Gartner predicts that by 2023, organizations that don’t optimize how they manage supplier data will have faulty information for up to half their suppliers. To prevent bad data from corroding sustainability insights, organizations must streamline supplier data collection. The easier you make it for suppliers to give you data, the more likely that they’ll buy in, start tracking their sustainability KPIs, and provide high-quality answers to the questions you ask.
Right now, supplier survey fatigue slows down operations. There are so many different questionnaires and reporting tools on the market that suppliers are struggling to keep up. By the time they fulfill one customer request, another pops up in its place. As we go forward, this dynamic will only continue: companies will need more and more data from their suppliers to adhere to ESG regulations and create more sustainable supply chains. Making the process of data collection easy and valuable is key.
Here’s how you can improve your supplier sustainability data collection efforts and build a better understanding of what’s going on in your supply chain.
Increase Response Rates
The more suppliers that respond to questionnaires, the more comprehensive view an organization has of its performance. Supplier response is a quantitative measure—and unless you’re getting close to a 100% response rate, you’re making decisions with incomplete data.
Focusing on the supplier experience will help increase overall response rates. Communication and technology are two very effective ways to make the supplier experience run more smoothly. Before you request data, set clear expectations with suppliers so they know exactly what type of data you need from them, what it’s being used for, and when you expect to see it.
On the technology side, instead of taking a DIY approach with hard-to-manage Excel templates and manual emails, consider using a more modern application designed specifically for the task. Many platforms exist solely for the purpose of supplier sustainability data management. Some even have features that allow suppliers to share responses with multiple customers, reuse data, and forward data requests down multi-tier supply chains.
If you’re interested in exploring these tech solutions, check out the Gartner Market Guide for Supplier Sustainability Applications, which gives a great overview of the market and its major players today.
Improve Data Quality
The other side of data quantity is data quality. Companies may have all the data in the world, but if it’s flawed, their decisions could still be faulty. Complete, accurate data sets are the only way you can be sure that you’re making informed decisions. So how do you get higher quality data from suppliers?
Using a single platform for data collection and asking standardized questions are two very important steps. This will help ensure that all your information is centralized and that your data is formatted in a way that’s easily referenceable year over year, for both you and your suppliers.
Additionally, when creating your supplier assessments, be sure to ask questions in terms that suppliers will understand. For example, if you’re working with a small supplier and you ask for specifics on their emissions intensity, they may not be familiar with that terminology.

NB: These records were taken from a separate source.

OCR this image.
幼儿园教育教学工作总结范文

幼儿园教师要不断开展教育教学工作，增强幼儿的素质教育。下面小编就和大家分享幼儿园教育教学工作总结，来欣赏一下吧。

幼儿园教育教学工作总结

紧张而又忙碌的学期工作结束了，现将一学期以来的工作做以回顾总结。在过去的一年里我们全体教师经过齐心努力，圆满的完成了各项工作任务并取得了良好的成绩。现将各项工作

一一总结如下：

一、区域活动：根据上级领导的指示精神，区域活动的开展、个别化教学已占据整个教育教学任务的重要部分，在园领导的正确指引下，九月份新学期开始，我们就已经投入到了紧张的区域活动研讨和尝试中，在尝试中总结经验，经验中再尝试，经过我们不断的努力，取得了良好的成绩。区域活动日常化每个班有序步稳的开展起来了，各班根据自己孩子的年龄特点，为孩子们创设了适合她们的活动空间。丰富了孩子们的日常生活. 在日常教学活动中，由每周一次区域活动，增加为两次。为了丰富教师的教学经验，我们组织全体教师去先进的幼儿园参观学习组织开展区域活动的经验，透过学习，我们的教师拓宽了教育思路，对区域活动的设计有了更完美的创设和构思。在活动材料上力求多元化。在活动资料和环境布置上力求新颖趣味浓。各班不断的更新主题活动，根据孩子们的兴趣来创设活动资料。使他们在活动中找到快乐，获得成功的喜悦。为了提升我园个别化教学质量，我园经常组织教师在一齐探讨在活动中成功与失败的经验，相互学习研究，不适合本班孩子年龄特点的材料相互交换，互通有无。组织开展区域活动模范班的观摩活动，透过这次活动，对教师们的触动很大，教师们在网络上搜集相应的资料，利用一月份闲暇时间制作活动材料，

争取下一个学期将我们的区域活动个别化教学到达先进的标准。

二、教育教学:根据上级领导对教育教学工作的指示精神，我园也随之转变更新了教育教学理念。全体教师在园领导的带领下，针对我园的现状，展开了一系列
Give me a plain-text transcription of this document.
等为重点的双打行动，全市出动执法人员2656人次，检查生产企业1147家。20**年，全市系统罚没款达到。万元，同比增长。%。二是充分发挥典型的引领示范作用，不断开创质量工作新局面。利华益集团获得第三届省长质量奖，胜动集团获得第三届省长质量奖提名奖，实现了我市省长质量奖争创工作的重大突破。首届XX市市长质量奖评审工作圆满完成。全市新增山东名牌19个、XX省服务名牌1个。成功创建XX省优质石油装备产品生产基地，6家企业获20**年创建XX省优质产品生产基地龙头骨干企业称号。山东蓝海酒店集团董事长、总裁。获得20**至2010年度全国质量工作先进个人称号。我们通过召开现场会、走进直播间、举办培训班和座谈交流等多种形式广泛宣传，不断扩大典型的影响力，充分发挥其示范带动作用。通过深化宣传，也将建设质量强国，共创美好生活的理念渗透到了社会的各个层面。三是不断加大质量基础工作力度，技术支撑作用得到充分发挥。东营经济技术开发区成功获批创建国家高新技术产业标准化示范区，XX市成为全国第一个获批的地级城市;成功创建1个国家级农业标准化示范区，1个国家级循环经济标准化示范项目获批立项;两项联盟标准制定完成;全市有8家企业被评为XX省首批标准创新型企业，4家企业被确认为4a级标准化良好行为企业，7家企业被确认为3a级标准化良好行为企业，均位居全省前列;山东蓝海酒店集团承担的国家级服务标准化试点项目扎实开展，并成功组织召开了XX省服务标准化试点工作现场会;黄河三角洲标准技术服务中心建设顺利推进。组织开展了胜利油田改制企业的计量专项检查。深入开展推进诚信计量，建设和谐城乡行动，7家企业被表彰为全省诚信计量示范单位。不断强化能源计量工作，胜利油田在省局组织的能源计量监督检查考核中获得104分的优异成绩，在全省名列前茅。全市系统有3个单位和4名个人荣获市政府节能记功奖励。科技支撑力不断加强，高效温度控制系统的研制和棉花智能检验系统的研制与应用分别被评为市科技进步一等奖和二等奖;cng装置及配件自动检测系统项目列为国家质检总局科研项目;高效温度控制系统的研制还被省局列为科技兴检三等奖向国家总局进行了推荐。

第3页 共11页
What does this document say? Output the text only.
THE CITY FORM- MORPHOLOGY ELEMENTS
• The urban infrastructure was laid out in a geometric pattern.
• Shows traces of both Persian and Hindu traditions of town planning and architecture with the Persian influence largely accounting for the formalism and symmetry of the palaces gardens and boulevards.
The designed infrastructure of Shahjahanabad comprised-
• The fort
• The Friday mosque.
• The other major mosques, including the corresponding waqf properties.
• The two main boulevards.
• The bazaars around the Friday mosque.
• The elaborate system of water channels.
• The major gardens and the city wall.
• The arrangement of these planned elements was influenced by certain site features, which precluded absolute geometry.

Using terms that everyone can understand greatly impacts the bottom line of reliable data. If your suppliers don’t understand, you’ll receive low-quality data. To mitigate this issue, ask for more basic data, such as energy outputs, and then calculate the intensity yourself. Or, you can rely on solutions that auto-calculate these metrics. This helps suppliers respond in a more timely fashion, and gives organizations more confidence in the data they collect.
Finally, to get high-quality data and increased response from suppliers, you must make the process valuable for them as well. Before sending out surveys, be sure to explain not only how they can provide data but why they should participate.
One way to do this is to be transparent about what decisions you plan to make with the results. Once you receive all the data, you should show your suppliers how they’re performing relative to others in their industry—where they’re doing well, where they can improve, and what steps they can take going forward.
Many companies also introduce supplier incentives such as sustainability performance awards. These often work best when it provides your suppliers with tangible financial or business value, not just kudos and clout. For instance, Walmart partnered with HSBC to allow its suppliers to apply for better financing deals if they made progress on its Sustainability Index. Offering training and program development opportunities for suppliers, especially those who aren’t performing as strongly, is another great option.
At the end of the day, whether its business insights, financing, training, or awards, suppliers should feel like they’re gaining something by participating in these initiatives.
What To Remember
Once you can show your suppliers that they’ll benefit by giving you reliable data, it’s more likely that they’ll participate. The most common issue with supplier participation is that assessments are just too long, confusing, and complex. By pre-populating, standardizing, and communicating early and often, companies can collect more reliable data and build strong supplier relationships over time.
Remember, easy-to-use platforms can make you more effective at collecting data and achieving supply chain sustainability. Find one—and use it!